Learn About Oracle Notifications Service

Oracle Cloud Infrastructure Notifications service (ONS) is most commonly demonstrated as a means to make Oracle Cloud Infrastructure Events (OCI Events) actionable.

For example, executing an operation to scale up or down a virtual machine based on OCI Events or sending notifications to operational support through platforms such as SMS, email, and Slack. The limits of ONS go beyond the uses cases documented here; other, legitimate scenarios include:

  • Pushing OCI Events to a third-party solution not natively supported by ONS as in hybrid or multicloud enterprises where operation dashboards reside with an on-premises system.
  • Generating notifications from applications when significant business events occur without the application needing to know how that event will be addressed.
  • Implementing application choreography through a pub/sub framework.

Regardless of the use case, you’ve identified the need to use ONS using an application source or target. This playbook will walk through several aspects of setting up and using ONS. Specifically:

  • Connecting ONS to Slack to see what a custom application is doing.
  • Creating and running a custom application that will generate ONS messages to a specific topic (being subscribed to by our Slack account).
  • Using an API mock server (in our case Postman) to see how a REST endpoint can be invoked when a message is added to an ONS topic.

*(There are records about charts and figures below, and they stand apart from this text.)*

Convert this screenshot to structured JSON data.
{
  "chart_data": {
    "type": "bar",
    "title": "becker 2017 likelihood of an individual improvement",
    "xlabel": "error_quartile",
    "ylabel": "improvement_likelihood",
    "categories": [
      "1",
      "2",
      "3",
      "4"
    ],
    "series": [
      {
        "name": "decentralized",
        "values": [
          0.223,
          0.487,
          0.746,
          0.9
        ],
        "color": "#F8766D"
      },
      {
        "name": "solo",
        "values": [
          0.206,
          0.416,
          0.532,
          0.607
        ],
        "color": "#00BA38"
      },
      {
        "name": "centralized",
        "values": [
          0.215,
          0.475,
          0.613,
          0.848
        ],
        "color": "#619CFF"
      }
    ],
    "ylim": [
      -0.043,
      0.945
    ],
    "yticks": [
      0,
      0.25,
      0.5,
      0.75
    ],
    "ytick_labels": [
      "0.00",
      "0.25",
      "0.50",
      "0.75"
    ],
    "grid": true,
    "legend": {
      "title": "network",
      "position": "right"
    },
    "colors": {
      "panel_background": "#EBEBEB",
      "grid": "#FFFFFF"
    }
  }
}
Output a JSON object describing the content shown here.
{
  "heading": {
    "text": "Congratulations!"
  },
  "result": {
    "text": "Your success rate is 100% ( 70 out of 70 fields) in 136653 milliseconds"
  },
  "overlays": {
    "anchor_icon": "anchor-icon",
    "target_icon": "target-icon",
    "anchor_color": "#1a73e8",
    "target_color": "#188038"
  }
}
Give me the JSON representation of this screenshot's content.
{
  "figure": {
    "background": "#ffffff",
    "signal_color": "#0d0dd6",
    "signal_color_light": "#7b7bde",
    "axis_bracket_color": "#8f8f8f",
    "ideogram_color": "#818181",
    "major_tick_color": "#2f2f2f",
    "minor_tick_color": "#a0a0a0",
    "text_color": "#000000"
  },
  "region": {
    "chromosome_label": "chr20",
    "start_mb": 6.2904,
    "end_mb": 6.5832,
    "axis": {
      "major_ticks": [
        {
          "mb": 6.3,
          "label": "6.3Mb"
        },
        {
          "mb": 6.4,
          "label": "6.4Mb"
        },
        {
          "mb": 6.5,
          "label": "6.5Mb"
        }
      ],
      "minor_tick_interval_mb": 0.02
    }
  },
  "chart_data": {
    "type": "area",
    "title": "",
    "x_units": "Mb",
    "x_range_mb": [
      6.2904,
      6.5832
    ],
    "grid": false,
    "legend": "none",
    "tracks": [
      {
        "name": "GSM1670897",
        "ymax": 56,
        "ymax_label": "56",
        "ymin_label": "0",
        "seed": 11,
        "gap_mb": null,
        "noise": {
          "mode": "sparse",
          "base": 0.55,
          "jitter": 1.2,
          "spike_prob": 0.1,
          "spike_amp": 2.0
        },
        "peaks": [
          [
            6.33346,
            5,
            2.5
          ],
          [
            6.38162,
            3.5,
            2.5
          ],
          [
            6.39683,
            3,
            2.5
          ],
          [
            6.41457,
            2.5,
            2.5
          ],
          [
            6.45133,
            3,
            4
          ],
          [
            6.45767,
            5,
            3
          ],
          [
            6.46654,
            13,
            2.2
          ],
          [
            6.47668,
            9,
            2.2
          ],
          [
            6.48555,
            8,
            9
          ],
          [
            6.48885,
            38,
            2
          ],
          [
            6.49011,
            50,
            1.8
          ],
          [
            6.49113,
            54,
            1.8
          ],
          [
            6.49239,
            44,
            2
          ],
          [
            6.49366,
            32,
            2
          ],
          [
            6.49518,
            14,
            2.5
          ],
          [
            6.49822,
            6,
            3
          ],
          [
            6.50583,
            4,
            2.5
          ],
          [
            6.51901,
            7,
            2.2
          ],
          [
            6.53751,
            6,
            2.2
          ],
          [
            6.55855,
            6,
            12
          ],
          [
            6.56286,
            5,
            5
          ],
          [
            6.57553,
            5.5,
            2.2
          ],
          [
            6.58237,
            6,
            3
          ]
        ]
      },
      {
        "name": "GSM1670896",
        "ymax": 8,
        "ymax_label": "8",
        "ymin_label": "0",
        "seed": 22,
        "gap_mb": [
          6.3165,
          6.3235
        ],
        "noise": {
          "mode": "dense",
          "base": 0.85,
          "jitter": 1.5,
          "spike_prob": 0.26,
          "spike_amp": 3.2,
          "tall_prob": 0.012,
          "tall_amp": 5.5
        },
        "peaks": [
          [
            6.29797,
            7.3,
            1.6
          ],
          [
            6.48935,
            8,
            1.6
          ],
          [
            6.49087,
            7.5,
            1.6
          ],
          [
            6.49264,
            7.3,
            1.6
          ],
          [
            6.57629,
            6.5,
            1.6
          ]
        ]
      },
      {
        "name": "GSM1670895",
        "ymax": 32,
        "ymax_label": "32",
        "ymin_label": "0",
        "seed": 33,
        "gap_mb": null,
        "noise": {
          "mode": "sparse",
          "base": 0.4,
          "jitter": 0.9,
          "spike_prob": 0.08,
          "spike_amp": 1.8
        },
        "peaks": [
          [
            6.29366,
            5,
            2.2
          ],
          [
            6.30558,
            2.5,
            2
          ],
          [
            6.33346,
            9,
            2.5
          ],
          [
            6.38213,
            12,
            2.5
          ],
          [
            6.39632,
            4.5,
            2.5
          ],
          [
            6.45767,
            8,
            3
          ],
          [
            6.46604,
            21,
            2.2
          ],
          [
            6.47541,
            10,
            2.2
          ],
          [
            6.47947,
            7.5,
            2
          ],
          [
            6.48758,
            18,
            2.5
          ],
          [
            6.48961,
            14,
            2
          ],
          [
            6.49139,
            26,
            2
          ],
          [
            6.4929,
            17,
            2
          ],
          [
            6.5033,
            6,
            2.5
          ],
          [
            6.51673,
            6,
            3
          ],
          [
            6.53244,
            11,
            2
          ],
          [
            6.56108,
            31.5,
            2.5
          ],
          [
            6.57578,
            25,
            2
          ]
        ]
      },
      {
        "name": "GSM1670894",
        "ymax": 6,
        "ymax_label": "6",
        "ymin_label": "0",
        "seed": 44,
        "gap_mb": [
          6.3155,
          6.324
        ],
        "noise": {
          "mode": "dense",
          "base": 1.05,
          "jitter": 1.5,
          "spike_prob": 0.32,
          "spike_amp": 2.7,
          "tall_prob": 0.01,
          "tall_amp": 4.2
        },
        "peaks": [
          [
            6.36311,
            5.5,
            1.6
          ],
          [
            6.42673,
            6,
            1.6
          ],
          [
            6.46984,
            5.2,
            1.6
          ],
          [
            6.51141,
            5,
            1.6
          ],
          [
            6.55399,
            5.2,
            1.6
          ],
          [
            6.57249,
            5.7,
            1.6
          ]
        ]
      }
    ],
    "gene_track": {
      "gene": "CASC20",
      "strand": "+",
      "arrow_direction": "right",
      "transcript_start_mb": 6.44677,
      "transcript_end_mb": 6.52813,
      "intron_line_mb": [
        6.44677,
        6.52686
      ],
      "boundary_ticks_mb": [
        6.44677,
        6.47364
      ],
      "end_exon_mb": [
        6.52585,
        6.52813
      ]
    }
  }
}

This demo will show that using ONS for application-to-application communication is simple enough to achieve. But the consumer client or a mechanism between ONS and the client needs to address the activation process. While this may appear contrary to our needs. The mechanism provides a secure means to prevent the ONS from being subverted.


These architectures show ONS using a local host and a virtual machine on OCI.

Your architecture will look like one of the following two diagrams, once you've completed all the configuration and demo-application deployment for all ONS applications, depending on whether you chose to run the client applications as a local solution (first diagram) or on a virtual machine (VM) for the notification provider (second diagram).

For the rest of the playbook, we'll assume you're running the test application locally.

When running the client applications locally, the architecture will look like:


When running the client applications on a VM within OCI, the architecture will look like:


This architecture has the following components:

  • Region

    An Oracle Cloud Infrastructure region is a localized geographic area that contains one or more data centers, called availability domains. Regions are independent of other regions, and vast distances can separate them (across countries or even continents).

  • Availability domain

    Availability domains are standalone, independent data centers within a region. The physical resources in each availability domain are isolated from the resources in the other availability domains, which provides fault tolerance. Availability domains don’t share infrastructure such as power or cooling, or the internal availability domain network. So, a failure at one availability domain is unlikely to affect the other availability domains in the region.

  • Fault domain

    A fault domain is a grouping of hardware and infrastructure within an availability domain. Each availability domain has three fault domains with independent power and hardware. When you distribute resources across multiple fault domains, your applications can tolerate physical server failure, system maintenance, and power failures inside a fault domain.

  • Virtual cloud network (VCN) and subnet

    A VCN is a customizable, software-defined network that you set up in an Oracle Cloud Infrastructure region. Like traditional data center networks, VCNs give you complete control over your network environment. A VCN can have multiple non-overlapping CIDR blocks that you can change after you create the VCN. You can segment a VCN into subnets, which can be scoped to a region or to an availability domain. Each subnet consists of a contiguous range of addresses that don't overlap with the other subnets in the VCN. You can change the size of a subnet after creation. A subnet can be public or private.

  • Notifications

    The Oracle Cloud Infrastructure Notifications service broadcasts messages to distributed components through a publish-subscribe pattern, delivering secure, highly reliable, low latency, and durable messages for applications hosted on Oracle Cloud Infrastructure.

  • Policy

    An Oracle Cloud Infrastructure Identity and Access Management policy specifies who can access which resources, and how. Access is granted at the group and compartment level, which means you can write a policy that gives a group a specific type of access within a specific compartment, or to the tenancy.

  • Compute

    The Oracle Cloud Infrastructure Compute service enables you to provision and manage compute hosts in the cloud. You can launch compute instances with shapes that meet your resource requirements for CPU, memory, network bandwidth, and storage. After creating a compute instance, you can access it securely, restart it, attach and detach volumes, and terminate it when you no longer need it.